The risk of addiction to amphetamine users exists even if the medicine is taken therapeutically. The risk of addiction is higher when there is an abuse of the drug. The addiction is mainly due to the euphoria and rewarding feeling that motivates someone to continue using. Amphetamine abuse and dependence lead a person to have many serious personal, family and health problems.
One of the most significant problems with amphetamines is that people who use it regularly may develop a tolerance to them, requiring increasing the dose of amphetamine to achieve the same effect. This process of creating tolerance and increasing the ingestion of the drug continues as long as the person continues using amphetamines.
The abuse of amphetamines can lead to several unwanted effects like extreme mood changes, poor nutrition, problems breathing, disequilibrium and loss of motor coordination, seizures or stroke and more frequent signs of psychosis. The combination of amphetamines with alcohol is also extremely dangerous, and it can lead to alcohol poisoning, increased heart rate and blood pressure that can cause heart attacks. Actually, there are multiple medical records reporting heart attacks after mixing amphetamines with alcohol.

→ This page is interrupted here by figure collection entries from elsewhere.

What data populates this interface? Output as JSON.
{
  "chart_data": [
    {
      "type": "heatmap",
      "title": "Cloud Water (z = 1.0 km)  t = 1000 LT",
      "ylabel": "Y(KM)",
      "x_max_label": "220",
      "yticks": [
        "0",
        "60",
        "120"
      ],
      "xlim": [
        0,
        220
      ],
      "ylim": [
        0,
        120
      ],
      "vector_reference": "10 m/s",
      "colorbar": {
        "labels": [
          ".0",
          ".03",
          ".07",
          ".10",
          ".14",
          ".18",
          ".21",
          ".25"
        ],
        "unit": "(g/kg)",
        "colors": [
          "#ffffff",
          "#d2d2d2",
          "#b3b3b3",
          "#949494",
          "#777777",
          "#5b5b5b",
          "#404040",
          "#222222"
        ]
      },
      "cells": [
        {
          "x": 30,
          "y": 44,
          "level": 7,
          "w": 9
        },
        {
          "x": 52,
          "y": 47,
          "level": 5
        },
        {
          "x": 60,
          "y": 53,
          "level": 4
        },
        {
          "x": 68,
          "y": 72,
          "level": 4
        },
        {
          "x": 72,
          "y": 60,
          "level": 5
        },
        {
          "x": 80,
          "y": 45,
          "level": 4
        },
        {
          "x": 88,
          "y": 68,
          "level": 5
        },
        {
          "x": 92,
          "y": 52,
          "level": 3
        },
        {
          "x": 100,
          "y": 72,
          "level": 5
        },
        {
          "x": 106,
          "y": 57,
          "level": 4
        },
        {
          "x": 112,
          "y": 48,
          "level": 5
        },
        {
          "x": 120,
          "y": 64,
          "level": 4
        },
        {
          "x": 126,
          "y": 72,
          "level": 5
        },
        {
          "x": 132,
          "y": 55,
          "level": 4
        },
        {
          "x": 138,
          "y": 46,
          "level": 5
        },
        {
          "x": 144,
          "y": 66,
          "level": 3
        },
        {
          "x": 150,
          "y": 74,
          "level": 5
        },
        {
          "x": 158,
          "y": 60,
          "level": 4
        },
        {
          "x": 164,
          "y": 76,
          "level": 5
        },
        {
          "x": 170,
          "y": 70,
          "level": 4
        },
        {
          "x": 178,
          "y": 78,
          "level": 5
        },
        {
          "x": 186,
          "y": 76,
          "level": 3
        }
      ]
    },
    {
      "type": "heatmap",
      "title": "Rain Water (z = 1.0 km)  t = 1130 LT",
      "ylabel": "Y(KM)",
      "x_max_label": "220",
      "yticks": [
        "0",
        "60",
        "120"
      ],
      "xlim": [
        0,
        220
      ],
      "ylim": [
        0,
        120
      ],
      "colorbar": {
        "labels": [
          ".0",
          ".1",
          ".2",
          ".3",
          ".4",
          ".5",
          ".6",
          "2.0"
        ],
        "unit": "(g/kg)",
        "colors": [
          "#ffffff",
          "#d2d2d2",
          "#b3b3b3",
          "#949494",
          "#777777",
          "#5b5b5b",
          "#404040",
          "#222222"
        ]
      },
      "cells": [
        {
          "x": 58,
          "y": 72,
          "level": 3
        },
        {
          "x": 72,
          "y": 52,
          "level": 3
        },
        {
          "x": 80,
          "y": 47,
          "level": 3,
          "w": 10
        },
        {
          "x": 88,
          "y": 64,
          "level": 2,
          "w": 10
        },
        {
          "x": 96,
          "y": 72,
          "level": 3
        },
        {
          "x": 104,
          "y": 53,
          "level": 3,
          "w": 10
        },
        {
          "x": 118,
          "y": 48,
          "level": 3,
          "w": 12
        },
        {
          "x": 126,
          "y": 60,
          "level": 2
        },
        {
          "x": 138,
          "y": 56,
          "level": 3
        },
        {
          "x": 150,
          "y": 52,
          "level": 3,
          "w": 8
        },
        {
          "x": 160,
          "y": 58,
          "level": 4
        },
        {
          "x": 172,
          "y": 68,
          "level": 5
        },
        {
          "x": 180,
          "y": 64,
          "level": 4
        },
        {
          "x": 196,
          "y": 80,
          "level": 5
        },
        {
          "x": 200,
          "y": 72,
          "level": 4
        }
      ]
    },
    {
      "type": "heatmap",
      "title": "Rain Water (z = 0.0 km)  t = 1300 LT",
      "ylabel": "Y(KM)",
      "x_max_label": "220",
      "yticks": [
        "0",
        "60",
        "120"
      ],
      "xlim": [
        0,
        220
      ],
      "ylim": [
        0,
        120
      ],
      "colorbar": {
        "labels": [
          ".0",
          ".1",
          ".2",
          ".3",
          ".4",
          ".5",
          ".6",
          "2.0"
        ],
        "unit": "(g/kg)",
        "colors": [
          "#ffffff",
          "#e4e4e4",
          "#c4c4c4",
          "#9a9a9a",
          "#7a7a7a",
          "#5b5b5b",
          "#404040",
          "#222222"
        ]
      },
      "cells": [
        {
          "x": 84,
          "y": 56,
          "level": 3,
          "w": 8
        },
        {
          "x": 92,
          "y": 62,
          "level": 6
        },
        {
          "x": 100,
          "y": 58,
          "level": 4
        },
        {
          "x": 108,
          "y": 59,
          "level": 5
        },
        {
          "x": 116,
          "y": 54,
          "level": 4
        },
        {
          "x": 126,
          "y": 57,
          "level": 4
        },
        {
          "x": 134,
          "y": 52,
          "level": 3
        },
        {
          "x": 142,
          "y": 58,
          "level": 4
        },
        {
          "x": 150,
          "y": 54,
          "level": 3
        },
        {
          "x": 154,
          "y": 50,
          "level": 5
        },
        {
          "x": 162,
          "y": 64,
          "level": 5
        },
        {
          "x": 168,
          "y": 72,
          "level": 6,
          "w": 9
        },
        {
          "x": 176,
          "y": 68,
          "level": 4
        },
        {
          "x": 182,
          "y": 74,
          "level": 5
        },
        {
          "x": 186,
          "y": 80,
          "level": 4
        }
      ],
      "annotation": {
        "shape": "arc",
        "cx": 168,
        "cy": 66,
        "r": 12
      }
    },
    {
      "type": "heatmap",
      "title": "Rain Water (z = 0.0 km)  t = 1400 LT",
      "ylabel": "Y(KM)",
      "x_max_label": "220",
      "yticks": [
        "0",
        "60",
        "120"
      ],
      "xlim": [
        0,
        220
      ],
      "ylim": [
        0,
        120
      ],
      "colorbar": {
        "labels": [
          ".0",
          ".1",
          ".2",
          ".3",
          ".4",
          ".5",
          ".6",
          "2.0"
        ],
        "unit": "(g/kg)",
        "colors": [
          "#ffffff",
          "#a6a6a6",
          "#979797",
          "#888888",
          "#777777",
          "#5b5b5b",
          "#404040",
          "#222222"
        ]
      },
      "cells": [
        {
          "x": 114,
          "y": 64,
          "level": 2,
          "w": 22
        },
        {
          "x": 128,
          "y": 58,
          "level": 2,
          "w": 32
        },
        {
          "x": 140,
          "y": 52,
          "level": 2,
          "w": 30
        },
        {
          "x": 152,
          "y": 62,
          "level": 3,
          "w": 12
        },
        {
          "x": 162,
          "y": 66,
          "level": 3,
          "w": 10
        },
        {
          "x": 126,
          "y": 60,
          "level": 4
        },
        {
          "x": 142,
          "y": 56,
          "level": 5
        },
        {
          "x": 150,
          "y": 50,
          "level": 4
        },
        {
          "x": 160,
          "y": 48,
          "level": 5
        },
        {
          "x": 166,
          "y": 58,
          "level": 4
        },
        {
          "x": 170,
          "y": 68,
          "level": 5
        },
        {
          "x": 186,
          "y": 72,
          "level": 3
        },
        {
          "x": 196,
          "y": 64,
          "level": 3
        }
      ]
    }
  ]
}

Some of the diagnostic criteria of the Diagnostic and Statistical Manual of Mental Disorders that qualifies a person as amphetamine addicted are taking more amphetamines than necessary or for a longer time than was really needed, developing amphetamine tolerance, wasting a lot of time trying to get the drug, wanting to quit using but failing every time, using amphetamines even when the drug is affecting yourself, leading to physical or mental distress and experiencing withdrawal symptoms when not using it.
Withdrawal symptoms happen when an individual stops taking the drug but his body is already used to functioning with the substance and cannot work without it anymore. The usual symptoms of withdrawal are fatigue, sleeping problems, increased appetite, depressed mood, irritability, muscle and body pain, loss of interest and pleasure, cravings for the drug and vivid nightmares.

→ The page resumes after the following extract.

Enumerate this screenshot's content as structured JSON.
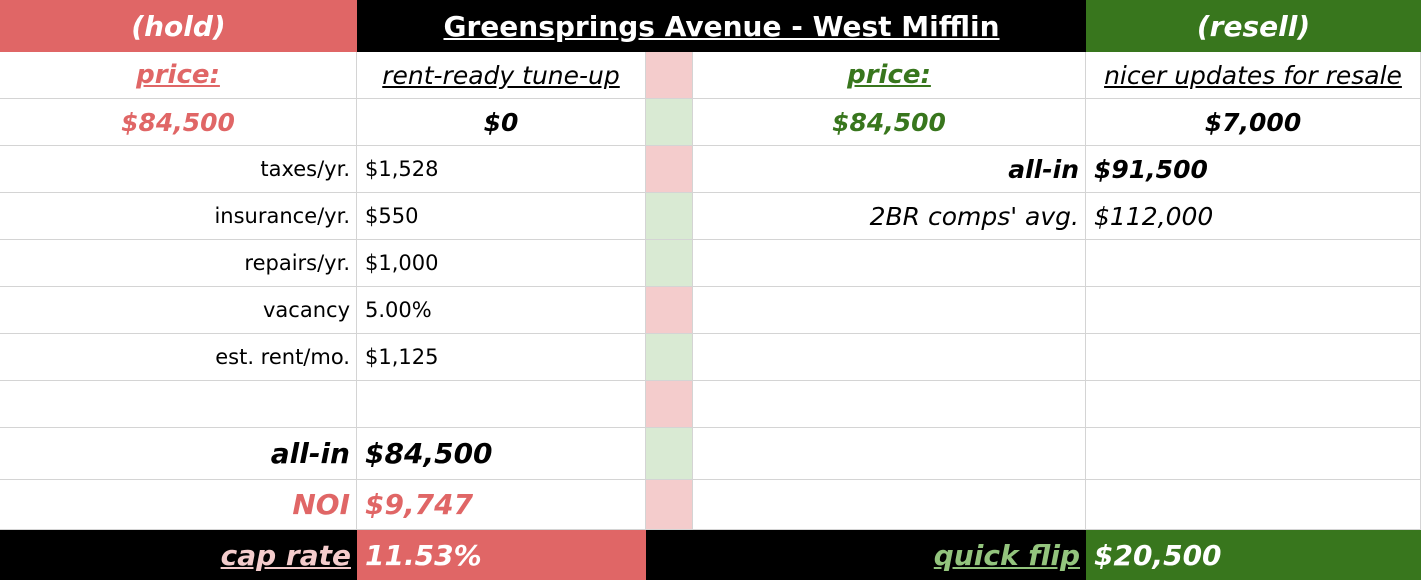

The use of cannabis for substitution of other drugs is quite common, and many types of research displayed that a large percentage of cannabis users are substituting either medication or other drugs with marijuana, mainly due to the adverse effects.
In research published online in 2014 that analyzed cannabis and opioids interaction showed that marijuana helped and influenced positively opioid dependence and withdrawal in rodent models on preclinical trials. There are some ongoing researches about the potential of marijuana for treating addiction and preclinical trials of previous studies already show a positive response.